I wrote “The Tumbleweed Zephyr” in 2011, a year after I finished writing the first draft of “The Clockwork Professor” but a couple years before either play was even close to being staged! There are a few throwaway lines in “The Clockwork Professor” where the main characters talk briefly about these two young brothers, and how one kid lost his foot working in an umbrella factory. It didn’t really have anything to do with the main plot, it was just supposed to be a minor detail to show an example of the corrupt city government condoning child labor. But somehow those brothers, Atticus and Kai, got stuck in my brain, and I got curious about what happened to them! So I decided to put the two of them on a train and see where the adventure would take us.
So what did it take to create this trip to the West on a stage?
The biggest challenge was figuring out how to build the set for the play, and also finding the right theater space with enough room to hold it. We are really lucky to be at 12th Avenue Arts where we can build a whole train car set, where the actors can climb up on it and have action sequences up on the roof. It’s pretty crazy to dream this up on a fringe budget. But the train itself is kind of a character in the play, so Amy (our director) and the producers agreed that it was important to commit to this vision.
Steampunk’s mix of Victorian costumes and mechanical gizmos continues to influence the look of multiple entertainments, including the recent Cirque du Soleil run here. Is it the goggles? The hats? What makes this look so entertaining?
For me, I feel that steampunk represents the spirit of adventure and invention, the limitless feeling that you can create a better world with science. There’s something really fun about playing with the mix of Victorian formality with a modern perspective, tweaking the familiar to become a strange new universe with its own language and rules. Also, I have a terrible weakness for shiny gadgets and gizmos, so that’s part of the fun as well.
As always, you have a great, ethnically diverse cast. When writing the parts, were you seeing any particular actor in a role?
One of our missions at Pork Filled Productions is to be a champion for racial diversity in casting, and I think science fiction is one of the best ways to achieve this. Since this story exists in a completely different universe, we can create any reality we want – so perhaps particular names don’t have the racial connotations that would exist in our own world, or family members can be mixed across racial lines. Working with Amy is so great because she really supports this vision with her casting. It’s so satisfying to me that my plays can give the actors an opportunity to explore characters that they might not get a chance to play in more mainstream theater.
What’s your favorite part of real train travel?
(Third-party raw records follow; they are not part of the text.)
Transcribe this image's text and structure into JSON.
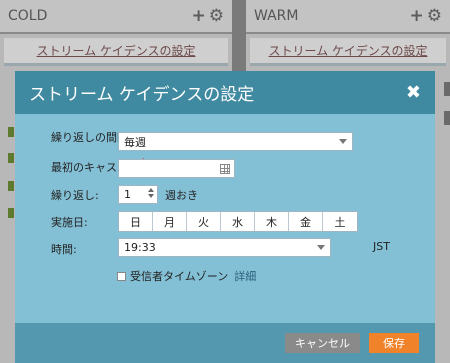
{
  "columns": {
    "cold": {
      "title": "COLD",
      "cadence_link": "ストリーム ケイデンスの設定"
    },
    "warm": {
      "title": "WARM",
      "cadence_link": "ストリーム ケイデンスの設定"
    }
  },
  "icons": {
    "add": "plus-icon",
    "settings": "gear-icon",
    "close": "close-icon",
    "calendar": "calendar-icon"
  },
  "modal": {
    "title": "ストリーム ケイデンスの設定",
    "close": "✖",
    "interval_label": "繰り返しの間隔:",
    "interval_value": "毎週",
    "first_cast_label": "最初のキャスト:",
    "first_cast_value": "",
    "repeat_label": "繰り返し:",
    "repeat_value": "1",
    "repeat_unit": "週おき",
    "days_label": "実施日:",
    "days": [
      "日",
      "月",
      "火",
      "水",
      "木",
      "金",
      "土"
    ],
    "time_label": "時間:",
    "time_value": "19:33",
    "timezone": "JST",
    "recipient_tz_label": "受信者タイムゾーン",
    "details_link": "詳細",
    "required_mark": "*",
    "cancel": "キャンセル",
    "save": "保存"
  },
  "colors": {
    "header": "#3f8aa1",
    "body": "#84c0d5",
    "footer": "#5398ae",
    "save": "#f0822a",
    "cancel": "#8a8a8a",
    "required": "#dd2244"
  }
}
Doing nothing. I love just staring out the window and watching the world go by. The rocking motion of the train and the lulling background roar of the wheels make for such a relaxing sensory experience. I also love how a train whistle can sound different depending on your mood: sad, angry, lonely, hopeful, optimistic. It’s like all the best parts of a road trip and you don’t have to worry about where to stop for pee breaks.
“The Tumbleweed Zephyr” runs August 14 to 29 at 8 pm on Thursdays, Fridays, Saturdays, and Mondays and Sundays at 2 pm. Check out PFP’s website for more insights on the world of New Providence and don’t wait to book your tickets for this train ride. In steampunk-crazy Seattle, it’s sure to be a sellout.